The Haredim Are Right!: Topless DJ’s Shouldn’t Be Used To Sell Deodorant
Ha’aretz reports:
A recent marketing campaign for Unilever’s Axe deodorant for men raised the hackles of the ultra-Orthodox community when the corporation sponsored a poolside party for teens, DJed by a topless Hungarian disc jockey flown in for the event, and attended by other partially-clad young women.
Unsurprisingly, despite Unilever’s written apology to the Haredi community, its leaders remain unsatisfied. Rabbi Gabriel Papenheim, who chairs the Kashrut Committee for Badatz, told TheMarker that the matter was initially to have ended with their apology, but Badatz is now demanding that an apology also be published in the secular press. “The insult was to the secular community no less than to us,” he said.
I’d like to note the hilarious home-page teaser that Ha’aretz ran for this article: “Deodorant maker apologizes for topless DJ, Haredim still angry”
UPDATE: Commenter Joel Katz of the Religion and State in Israel blog helpfully informs me that my original headline (“The Haredim Are Right!: Topless DJ’s Shouldn’t Be Used To Sell Deodorant to Teens”), which was based on the Ha’aretz article I cited, was misleading. He explains that the party was geared toward adults, and it appears from a video of the event (warning: there’s nudity) that he may be right.

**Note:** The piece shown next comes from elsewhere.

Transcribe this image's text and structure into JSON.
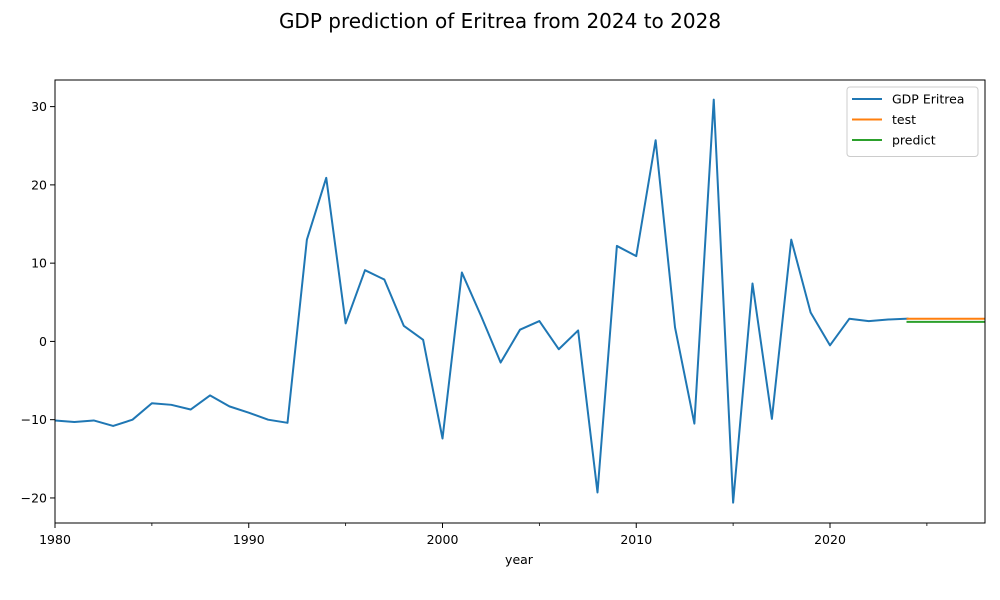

Still, I stand by my larger point. Not to be too much of a prude, but I do think there’s something vulgar and a little exploitative about a big corporation putting on a party like this to push deodorant. (I’d be more tolerant if a similar event were put on in the name of bohemianism rather than crass commercialism.) I also think that Tikkun Olam blogger Richard Silverstein goes (characteristically) overboard in accusing the Haredim of behaving like the “Taliban” in this particular instance. (I actually thought that the rabbi’s insistence that the company should direct its apology not to the Haredim but to the secular community was kind of classy.) Silverstein would have been wiser to reserve the T-word for a different recent incident instead. Then again, it is also true that given the leaders of Israel’s Haredi community’s general proclivity for religious coercion, they’re not likely to be taken seriously even when they’re making a reasonable point.